24. Socially, how is running taken in Scotland compare to the US?

I think the running scene is the same in both places. Camaraderie and friendly rivalries within the running community.

25. Do you consider yourself a track runner or a cross country runner?

I don't think I've been racing enough to find out what I'm best at. I just want to be good at everything. Maybe later, I'll find out which one is my forte. Right now, I just think a bit of everything.

26. What is your strength?

I think it's got to be my aerobic fitness because I do so much mileage. I think my cardiovascular system is pretty good. The only bit that gives out in a race is my legs. I just have to work on my strength. I've worked hard in the weight room this year and changed my weight workout a lot. I think that's really helping me.

27. In races, when it comes down to having to go, do you have confidence in your speed?

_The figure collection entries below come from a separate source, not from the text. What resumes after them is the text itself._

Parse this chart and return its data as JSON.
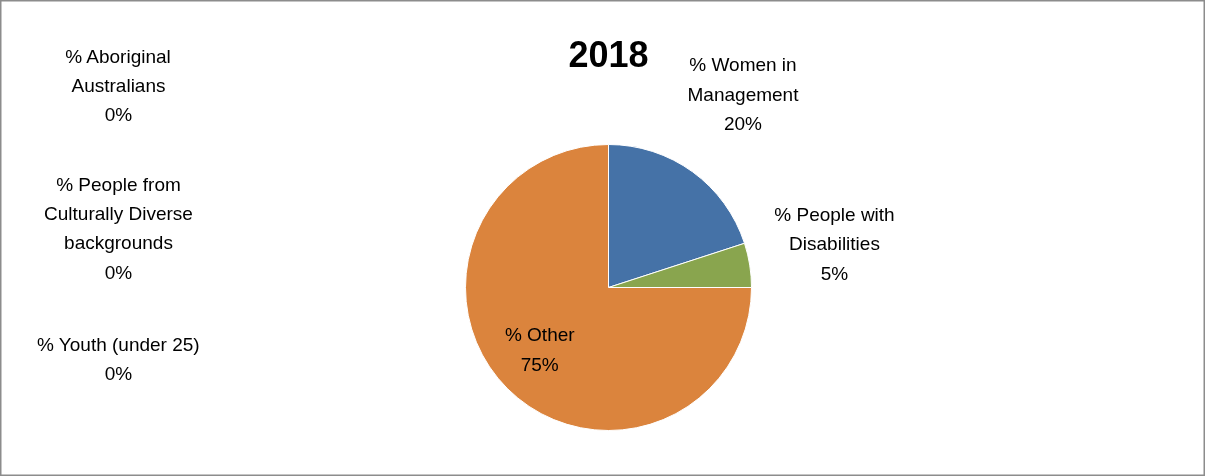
{
  "chart_data": {
    "type": "pie",
    "title": "2018",
    "categories": [
      "% Women in Management",
      "% Aboriginal Australians",
      "% People with Disabilities",
      "% People from Culturally Diverse backgrounds",
      "% Youth (under 25)",
      "% Other"
    ],
    "values": [
      20,
      0,
      5,
      0,
      0,
      75
    ],
    "colors": [
      "#4572a7",
      "#aa4643",
      "#89a54e",
      "#80699b",
      "#3d96ae",
      "#db843d"
    ],
    "value_labels": [
      "20%",
      "0%",
      "5%",
      "0%",
      "0%",
      "75%"
    ]
  }
}
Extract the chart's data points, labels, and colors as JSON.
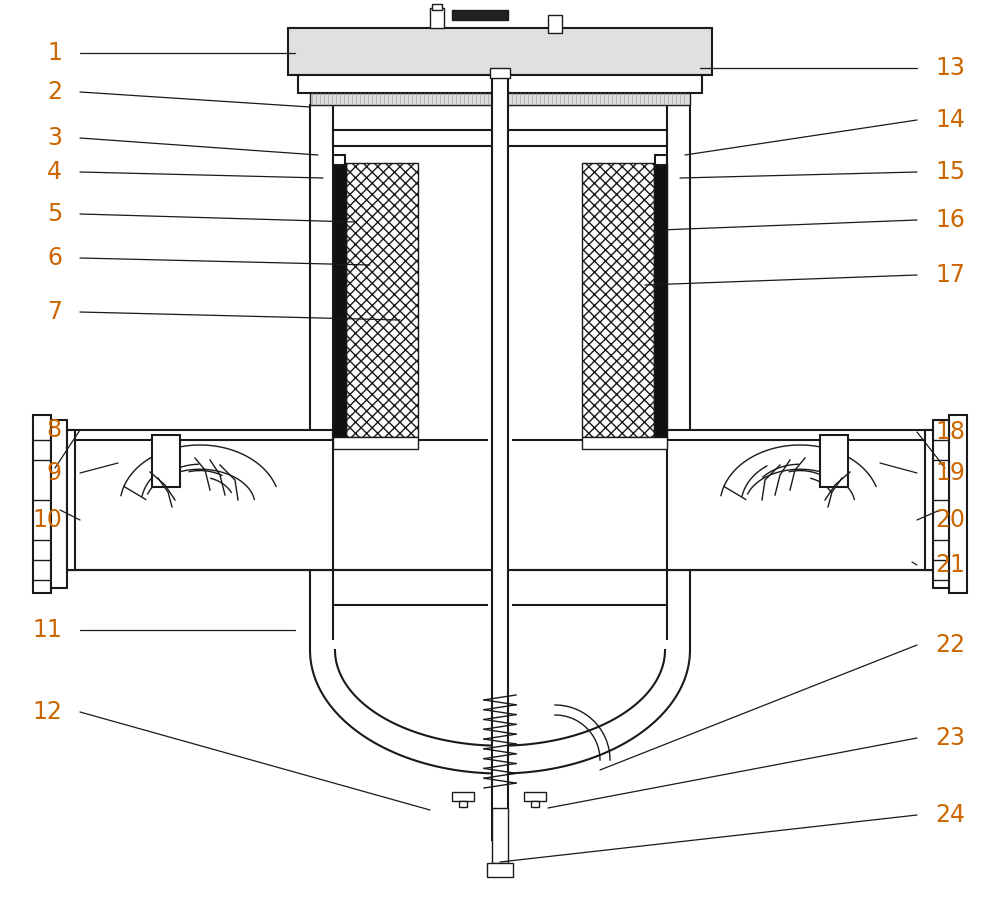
{
  "line_color": "#1a1a1a",
  "label_color": "#cc6600",
  "label_fontsize": 17,
  "figsize": [
    10.0,
    9.08
  ],
  "dpi": 100,
  "labels_left": [
    [
      "1",
      62,
      53,
      295,
      53
    ],
    [
      "2",
      62,
      92,
      310,
      107
    ],
    [
      "3",
      62,
      138,
      318,
      155
    ],
    [
      "4",
      62,
      172,
      323,
      178
    ],
    [
      "5",
      62,
      214,
      355,
      222
    ],
    [
      "6",
      62,
      258,
      370,
      265
    ],
    [
      "7",
      62,
      312,
      400,
      320
    ],
    [
      "8",
      62,
      430,
      55,
      468
    ],
    [
      "9",
      62,
      473,
      118,
      463
    ],
    [
      "10",
      62,
      520,
      60,
      510
    ],
    [
      "11",
      62,
      630,
      295,
      630
    ],
    [
      "12",
      62,
      712,
      430,
      810
    ]
  ],
  "labels_right": [
    [
      "13",
      935,
      68,
      700,
      68
    ],
    [
      "14",
      935,
      120,
      685,
      155
    ],
    [
      "15",
      935,
      172,
      680,
      178
    ],
    [
      "16",
      935,
      220,
      660,
      230
    ],
    [
      "17",
      935,
      275,
      645,
      285
    ],
    [
      "18",
      935,
      432,
      945,
      468
    ],
    [
      "19",
      935,
      473,
      880,
      463
    ],
    [
      "20",
      935,
      520,
      940,
      510
    ],
    [
      "21",
      935,
      565,
      912,
      562
    ],
    [
      "22",
      935,
      645,
      600,
      770
    ],
    [
      "23",
      935,
      738,
      548,
      808
    ],
    [
      "24",
      935,
      815,
      500,
      862
    ]
  ]
}
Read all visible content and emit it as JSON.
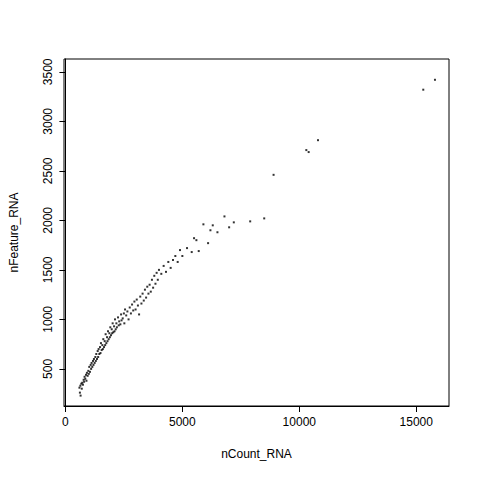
{
  "chart_data": {
    "type": "scatter",
    "x_label": "nCount_RNA",
    "y_label": "nFeature_RNA",
    "color": "#000000",
    "marker": "point",
    "grid": false,
    "xlim": [
      -60,
      16400
    ],
    "xticks": [
      0,
      5000,
      10000,
      15000
    ],
    "ylim": [
      125,
      3630
    ],
    "yticks": [
      500,
      1000,
      1500,
      2000,
      2500,
      3000,
      3500
    ],
    "x": [
      600,
      620,
      640,
      650,
      680,
      700,
      720,
      750,
      780,
      800,
      820,
      850,
      880,
      900,
      920,
      950,
      980,
      1000,
      1020,
      1050,
      1080,
      1100,
      1120,
      1150,
      1180,
      1200,
      1220,
      1250,
      1280,
      1300,
      1320,
      1350,
      1380,
      1400,
      1420,
      1450,
      1480,
      1500,
      1520,
      1550,
      1580,
      1600,
      1620,
      1650,
      1680,
      1700,
      1720,
      1750,
      1780,
      1800,
      1820,
      1850,
      1880,
      1900,
      1920,
      1950,
      1980,
      2000,
      2020,
      2050,
      2080,
      2100,
      2120,
      2150,
      2180,
      2200,
      2250,
      2280,
      2300,
      2350,
      2380,
      2400,
      2450,
      2500,
      2520,
      2550,
      2600,
      2650,
      2700,
      2750,
      2800,
      2850,
      2900,
      2950,
      3000,
      3050,
      3100,
      3150,
      3200,
      3250,
      3300,
      3350,
      3400,
      3450,
      3500,
      3550,
      3600,
      3650,
      3700,
      3750,
      3800,
      3850,
      3900,
      3950,
      4000,
      4100,
      4200,
      4300,
      4400,
      4500,
      4600,
      4700,
      4800,
      4900,
      5000,
      5200,
      5400,
      5500,
      5600,
      5700,
      5900,
      6100,
      6200,
      6300,
      6500,
      6800,
      7000,
      7200,
      7900,
      8500,
      8900,
      10300,
      10400,
      10800,
      15300,
      15800
    ],
    "values": [
      310,
      260,
      330,
      230,
      350,
      300,
      360,
      340,
      390,
      370,
      420,
      400,
      440,
      380,
      460,
      430,
      480,
      450,
      520,
      470,
      540,
      500,
      560,
      520,
      580,
      540,
      600,
      560,
      620,
      580,
      650,
      600,
      680,
      620,
      700,
      650,
      720,
      660,
      760,
      690,
      740,
      700,
      800,
      720,
      780,
      740,
      850,
      760,
      820,
      780,
      880,
      800,
      860,
      820,
      920,
      840,
      900,
      860,
      960,
      870,
      930,
      880,
      1000,
      900,
      960,
      920,
      1020,
      940,
      980,
      950,
      1050,
      990,
      1010,
      1060,
      960,
      1100,
      1040,
      1080,
      1000,
      1120,
      1060,
      1150,
      1090,
      1180,
      1100,
      1200,
      1140,
      1050,
      1230,
      1160,
      1260,
      1190,
      1300,
      1220,
      1330,
      1260,
      1350,
      1280,
      1400,
      1320,
      1440,
      1360,
      1470,
      1400,
      1500,
      1460,
      1540,
      1480,
      1580,
      1520,
      1600,
      1640,
      1580,
      1700,
      1640,
      1720,
      1680,
      1820,
      1800,
      1690,
      1960,
      1770,
      1900,
      1950,
      1880,
      2040,
      1930,
      1980,
      1990,
      2020,
      2460,
      2710,
      2690,
      2810,
      3320,
      3420
    ]
  }
}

No. Not at all. I don't feel I have much of a kick at all. If anyone had told me that I was going to win that prenationals race by kicking at the end, I would have laughed in their face because I just have no kick. I think I can sustain a fast pace for quite a long time. If I start going with a kilometer to go and keep building up, I can get rid of people. If I try to switch it on with 100 meters to go, I'd be nowhere.

28. Is that something typical of Scotlanders?

I don't know [laughing].

29. Is that something that you are working on and has it improved with your weight work?

I think so. Yeah.

30. What kind of 1500 meter speed do you have?

Slow. My mile PR is like 5:01. I ran 5:04 at the end of a mile repeat workout. I just can't seem to run any faster. That was last season so maybe if I try it, I'd do a bit better. I just don't have that kind of pace.

31. What are your chances for nationals?

I have no idea. I don't even want to think about it.